Kosmos Energy, which is backed by private equity firms Blackstone Group and Warburg Pincus, reached an agreement with the government of Ghana, and the country’s state oil company, to resolve issues around its corporate structure, Reuters reported. Kosmos, an oil exploration firm, owns 23.49% of Ghana’s Jubilee offshore oilfield. The firm has been attempting to sell its Ghana assets, but had to call off a $4 billion deal in August after resistance from Ghana National Petroleum Corp., Reuters said.
(Reuters) – Kosmos Energy, a privately owned oil exploration and production firm, said on Monday it has reached agreement with the government of Ghana and the country’s state oil company to “amicably resolve several issues” between them such as Kosmos’ corporate structure and debt facility.
Kosmos, backed by private equity firms Blackstone Group (BX.N) and Warburg Pincus [WP.UL], focuses on West Africa and owns a 23.49 percent stake in Ghana’s prized Jubilee offshore oilfield, which is operated by Britain’s Tullow Oil (TLW.L) and holds around 1.6 billion barrels of light crude.

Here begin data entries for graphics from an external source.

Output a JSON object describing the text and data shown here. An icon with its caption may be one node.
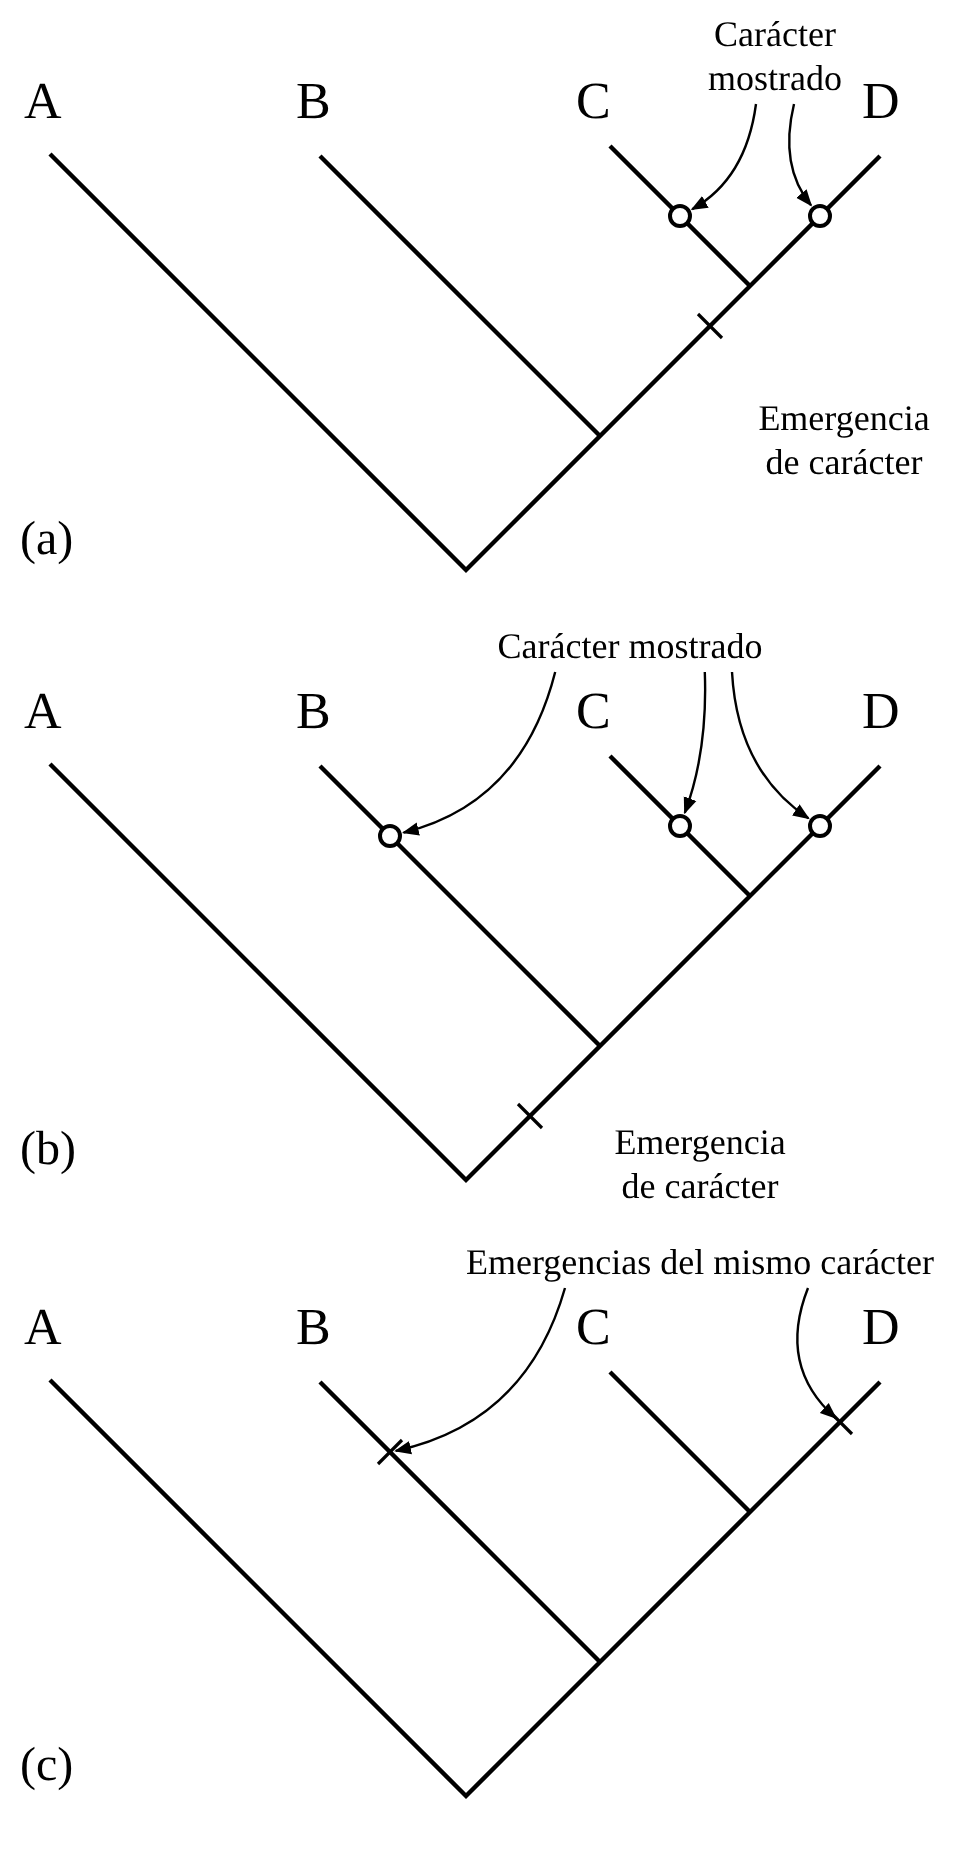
{
  "diagram": {
    "nodes": [
      {
        "text": [
          "Carácter mostrado"
        ]
      },
      {
        "text": [],
        "shape": "circle"
      },
      {
        "text": [],
        "shape": "circle"
      },
      {
        "text": [
          "Carácter mostrado"
        ]
      },
      {
        "text": [],
        "shape": "circle"
      },
      {
        "text": [],
        "shape": "circle"
      },
      {
        "text": [],
        "shape": "circle"
      },
      {
        "text": [
          "Emergencias del mismo carácter"
        ]
      },
      {
        "text": [],
        "shape": "bar"
      },
      {
        "text": [],
        "shape": "bar"
      }
    ],
    "edges": [
      {
        "from": 0,
        "to": 1,
        "arrow": "to"
      },
      {
        "from": 0,
        "to": 2,
        "arrow": "to"
      },
      {
        "from": 3,
        "to": 4,
        "arrow": "to"
      },
      {
        "from": 3,
        "to": 5,
        "arrow": "to"
      },
      {
        "from": 3,
        "to": 6,
        "arrow": "to"
      },
      {
        "from": 7,
        "to": 8,
        "arrow": "to"
      },
      {
        "from": 7,
        "to": 9,
        "arrow": "to"
      }
    ],
    "labels": [
      "A",
      "B",
      "C",
      "D",
      "Emergencia de carácter",
      "(a)",
      "A",
      "B",
      "C",
      "D",
      "Emergencia de carácter",
      "(b)",
      "A",
      "B",
      "C",
      "D",
      "(c)"
    ]
  }
}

Kosmos had been trying to sell its assets in Ghana, but the process has hit snags. In a saga that unnerved some potential investors, Kosmos in August called off what sources close to the deal said was a $4 billion pact to sell its stake to ExxonMobil (XOM.N) after resistance from Ghana National Petroleum Corp (GNPC), which wanted to raise its own holding.
Chinese oil giant CNOOC (0883.HK) later made a $5 billion joint bid with GNPC for Kosmos’ major oil fields in the West African state. However, in November, an official at GNPC said that Kosmos had for now shelved plans to sell its assets in Ghana.
“With first oil from the Jubilee Field flowing and these issues behind us, the government, GNPC and Kosmos have reaffirmed their positive and forward-looking relationship,” said Brian Maxted, Kosmos chief operating officer, in a press release.